Asked about this, Grant commented: "The important thing may be choice. Some at risk of HIV may use condoms, others PrEP, others will rely on viral suppression in an HIV positive partner, others a negotiated safety agreement with their partner. In addition, we have up until now been very conservative in public statements about how well these things will work when used, and we have imagined that the drugs are toxic when in fact toxicity is very rare."
The findings lend further support to the World Health Organization's recent recommendation of PrEPas an additional prevention option for all HIV negative men who have sex with men who are at high risk of acquiring HIV. The guidance emphasizes that PrEP should be provided within a "comprehensive prevention package" that also includes condoms and lubricants, STI screening and treatment, HIV testing and counseling, and interventions for harmful substance use.
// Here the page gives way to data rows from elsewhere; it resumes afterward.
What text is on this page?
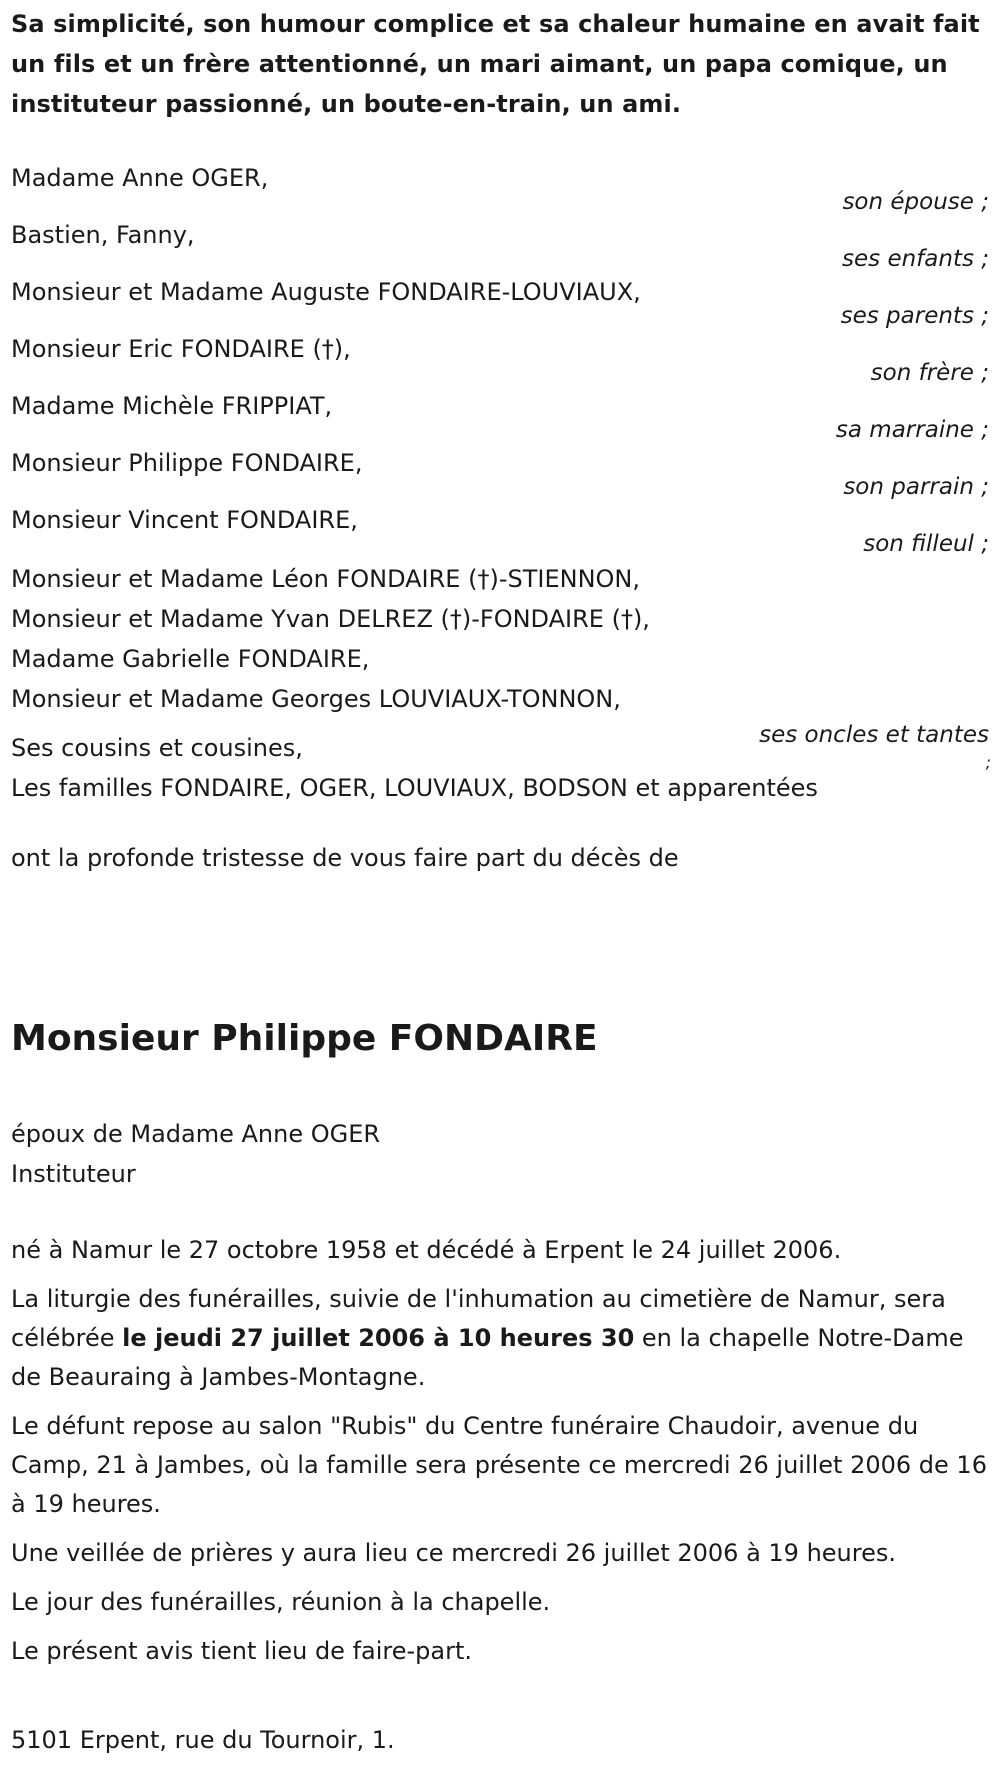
Sa simplicité, son humour complice et sa chaleur humaine en avait fait un fils et un frère attentionné, un mari aimant, un papa comique, un instituteur passionné, un boute-en-train, un ami.
Madame Anne OGER,
son épouse ;
Bastien, Fanny,
ses enfants ;
Monsieur et Madame Auguste FONDAIRE-LOUVIAUX,
ses parents ;
Monsieur Eric FONDAIRE (†),
son frère ;
Madame Michèle FRIPPIAT,
sa marraine ;
Monsieur Philippe FONDAIRE,
son parrain ;
Monsieur Vincent FONDAIRE,
son filleul ;
Monsieur et Madame Léon FONDAIRE (†)-STIENNON,
Monsieur et Madame Yvan DELREZ (†)-FONDAIRE (†),
Madame Gabrielle FONDAIRE,
Monsieur et Madame Georges LOUVIAUX-TONNON,
ses oncles et tantes
;
Ses cousins et cousines,
Les familles FONDAIRE, OGER, LOUVIAUX, BODSON et apparentées
ont la profonde tristesse de vous faire part du décès de
Monsieur Philippe FONDAIRE
époux de Madame Anne OGER
Instituteur

né à Namur le 27 octobre 1958 et décédé à Erpent le 24 juillet 2006.

La liturgie des funérailles, suivie de l'inhumation au cimetière de Namur, sera célébrée le jeudi 27 juillet 2006 à 10 heures 30 en la chapelle Notre-Dame de Beauraing à Jambes-Montagne.

Le défunt repose au salon "Rubis" du Centre funéraire Chaudoir, avenue du Camp, 21 à Jambes, où la famille sera présente ce mercredi 26 juillet 2006 de 16 à 19 heures.

Une veillée de prières y aura lieu ce mercredi 26 juillet 2006 à 19 heures.

Le jour des funérailles, réunion à la chapelle.

Le présent avis tient lieu de faire-part.

5101 Erpent, rue du Tournoir, 1.
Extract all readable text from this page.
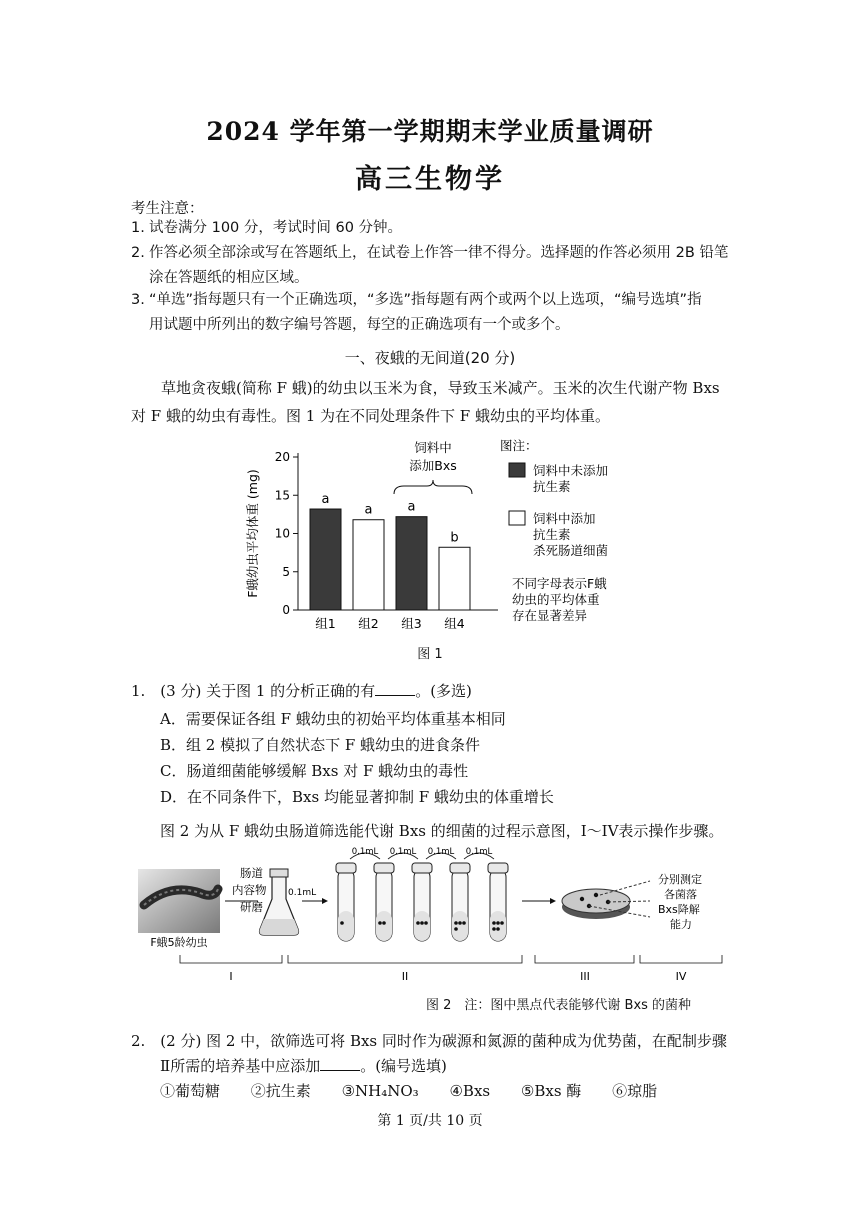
2024 学年第一学期期末学业质量调研
高三生物学
考生注意：
1. 试卷满分 100 分，考试时间 60 分钟。
2. 作答必须全部涂或写在答题纸上，在试卷上作答一律不得分。选择题的作答必须用 2B 铅笔
涂在答题纸的相应区域。
3. “单选”指每题只有一个正确选项，“多选”指每题有两个或两个以上选项，“编号选填”指
用试题中所列出的数字编号答题，每空的正确选项有一个或多个。
一、夜蛾的无间道(20 分)
草地贪夜蛾(简称 F 蛾)的幼虫以玉米为食，导致玉米减产。玉米的次生代谢产物 Bxs
对 F 蛾的幼虫有毒性。图 1 为在不同处理条件下 F 蛾幼虫的平均体重。
0
5
10
15
20
F蛾幼虫平均体重 (mg)	a
组1
a
组2
a
组3
b
组4
饲料中
添加Bxs
图注：
饲料中未添加
抗生素
饲料中添加
抗生素
杀死肠道细菌
不同字母表示F蛾
幼虫的平均体重
存在显著差异
图 1
1.　(3 分) 关于图 1 的分析正确的有	。(多选)
A．需要保证各组 F 蛾幼虫的初始平均体重基本相同
B．组 2 模拟了自然状态下 F 蛾幼虫的进食条件
C．肠道细菌能够缓解 Bxs 对 F 蛾幼虫的毒性
D．在不同条件下，Bxs 均能显著抑制 F 蛾幼虫的体重增长
图 2 为从 F 蛾幼虫肠道筛选能代谢 Bxs 的细菌的过程示意图，I～IV表示操作步骤。
F蛾5龄幼虫
肠道
内容物
研磨
0.1mL
0.1mL 0.1mL 0.1mL 0.1mL
分别测定
各菌落
Bxs降解
能力
I	II	III	IV
图 2　注：图中黑点代表能够代谢 Bxs 的菌种
2.　(2 分) 图 2 中，欲筛选可将 Bxs 同时作为碳源和氮源的菌种成为优势菌，在配制步骤
Ⅱ所需的培养基中应添加	。(编号选填)
①葡萄糖 ②抗生素 ③NH₄NO₃ ④Bxs ⑤Bxs 酶 ⑥琼脂
第 1 页/共 10 页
PrEP should also be offered to serodiscordant couples as an additional prevention measure.
Keletso Mokefane of the Global Forum for MSM and HIV stressed that the challenge now would be to ensure that men who have sex with men and other key populations had access to prevention resources such as PrEP globally, and the findings of MSMGF's last survey, which showed that the attitudes of healthcare staff, violence in the community against gay men, and the strength of men's own social networks were all key to the degree to which they accessed prevention resources.
"We need to talk about what we need to put in place to support these interventions," Mokefane said.
RM Grant, PL Anderson, V McMahan, et al. Results of the iPrEx open-label extension (iPrEx OLE) in men and transgender women who have sex with men: PrEP uptake, sexual practices, and HIV incidence. 20th International AIDS Conference (AIDS 2014). Melbourne, July 20-25, 2014. Abstract TUAC0105LB.
RM Grant, PL Anderson, V McMahan, et al. Uptake of pre-exposure prophylaxis, sexual practices, and HIV incidence in men and transgender women who have sex with men: a cohort study. The Lancet Infectious Diseases. July 22, 2014 (Epub ahead of print).
iPrEx News. Data from iPrEx Open-Label Extension (OLE) Demonstrate High Interest in PrEP, Longer-term Evidence of Safety and Efficacy, and No Sign of Increased Risk Behavior Among PrEP Users. Press release. July 22, 2014.